Erreur d'affectation en multi-système
Sur certains patients (par exemple Leu en multi-système virtuel), on a un clone en IGL. Il devrait être séquencé en TRG mais la séquence est chimérique : plein de V, puis des J puis à nouveau des V. Elle est classée en tant que too few J. Elle devrait être notée ambigue/chimérique : ce qui signifierait que le germline est bon, mais qu'on ne peut rien faire. Il n'y a donc pas à continuer à chercher une affectation avec un autre germline.
diff /mnt/result/tmp/out-00053[48]/*.vidjil.log
- ==> segmented 1452687 reads (58%)
- ==> segmented 1421376 reads (56.8%)
La différence vient bien de AMBIGUOUS :
- UNSEG ambiguous -> 1950 193.4
- UNSEG ambiguous -> 327571 189.4
Mais... il reste toujours du IGL (moins) :
- IGL -> 47730 194.1
- IGL -> 17081 191.9
(et quelques pouillèmes d'autres systèmes)
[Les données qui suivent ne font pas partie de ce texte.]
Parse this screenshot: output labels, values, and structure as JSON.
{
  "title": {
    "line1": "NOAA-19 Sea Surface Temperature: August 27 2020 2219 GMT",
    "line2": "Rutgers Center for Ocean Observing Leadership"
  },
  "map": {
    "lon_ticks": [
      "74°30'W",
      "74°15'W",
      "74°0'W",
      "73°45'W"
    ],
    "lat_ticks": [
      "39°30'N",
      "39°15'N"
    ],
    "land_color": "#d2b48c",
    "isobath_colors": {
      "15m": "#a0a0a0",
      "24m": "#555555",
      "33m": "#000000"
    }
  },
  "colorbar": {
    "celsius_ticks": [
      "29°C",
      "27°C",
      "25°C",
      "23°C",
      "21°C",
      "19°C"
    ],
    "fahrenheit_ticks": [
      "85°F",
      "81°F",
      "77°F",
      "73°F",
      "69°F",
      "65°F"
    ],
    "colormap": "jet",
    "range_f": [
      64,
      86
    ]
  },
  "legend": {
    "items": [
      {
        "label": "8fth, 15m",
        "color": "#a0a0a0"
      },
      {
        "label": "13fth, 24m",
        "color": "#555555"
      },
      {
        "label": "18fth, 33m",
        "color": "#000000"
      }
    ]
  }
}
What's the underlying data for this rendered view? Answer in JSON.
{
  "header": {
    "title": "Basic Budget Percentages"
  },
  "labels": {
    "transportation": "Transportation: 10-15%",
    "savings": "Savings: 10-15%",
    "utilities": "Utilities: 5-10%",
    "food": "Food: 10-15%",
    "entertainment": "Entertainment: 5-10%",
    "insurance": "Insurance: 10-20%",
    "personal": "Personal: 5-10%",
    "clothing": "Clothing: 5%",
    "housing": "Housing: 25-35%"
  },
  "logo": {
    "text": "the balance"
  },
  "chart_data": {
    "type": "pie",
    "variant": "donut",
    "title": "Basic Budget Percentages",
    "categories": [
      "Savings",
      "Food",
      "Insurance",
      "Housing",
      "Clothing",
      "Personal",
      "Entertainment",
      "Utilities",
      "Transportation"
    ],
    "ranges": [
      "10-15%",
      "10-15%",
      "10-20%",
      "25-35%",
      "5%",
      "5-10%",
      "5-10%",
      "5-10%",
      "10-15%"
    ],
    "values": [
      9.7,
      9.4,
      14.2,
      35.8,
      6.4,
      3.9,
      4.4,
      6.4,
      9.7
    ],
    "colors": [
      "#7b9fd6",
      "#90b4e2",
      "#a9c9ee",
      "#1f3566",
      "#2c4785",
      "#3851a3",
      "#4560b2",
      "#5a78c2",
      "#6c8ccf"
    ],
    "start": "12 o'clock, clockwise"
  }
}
Youpi. 41b4f071 Le problème ne venait pas que TOO_FEW_J/V. Mais aussi STRAND, DELTA_MIN/MAX...
diff /mnt/result/tmp/out-0005[34]4//000*.vidjil.log
- ==> segmented 1452687 reads (58%)
-
==> segmented 1400617 reads (55.9%)
TRG -> 320591 194.8
- IGH -> 1081421 319.8
- TRA -> 45 186.7
- TRB -> 1602 197.2
- TRD -> 991 196.9
- IGK -> 307 185.9
- IGL -> 47730 194.1
- IGH -> 1078450 319.7 *** on en a perdu un peu, ok ***
- TRA -> 39 185.2
- TRB -> 217 193.0
- TRD -> 914 193.3
- IGK -> 220 185.7
- IGL -> 186 172.3 *** youpi ****
Plus de IGL (ou à peine, en tout cas rien dans le top 100). Vérifié les 10 premiers clones à la main, les résultats sont conservés.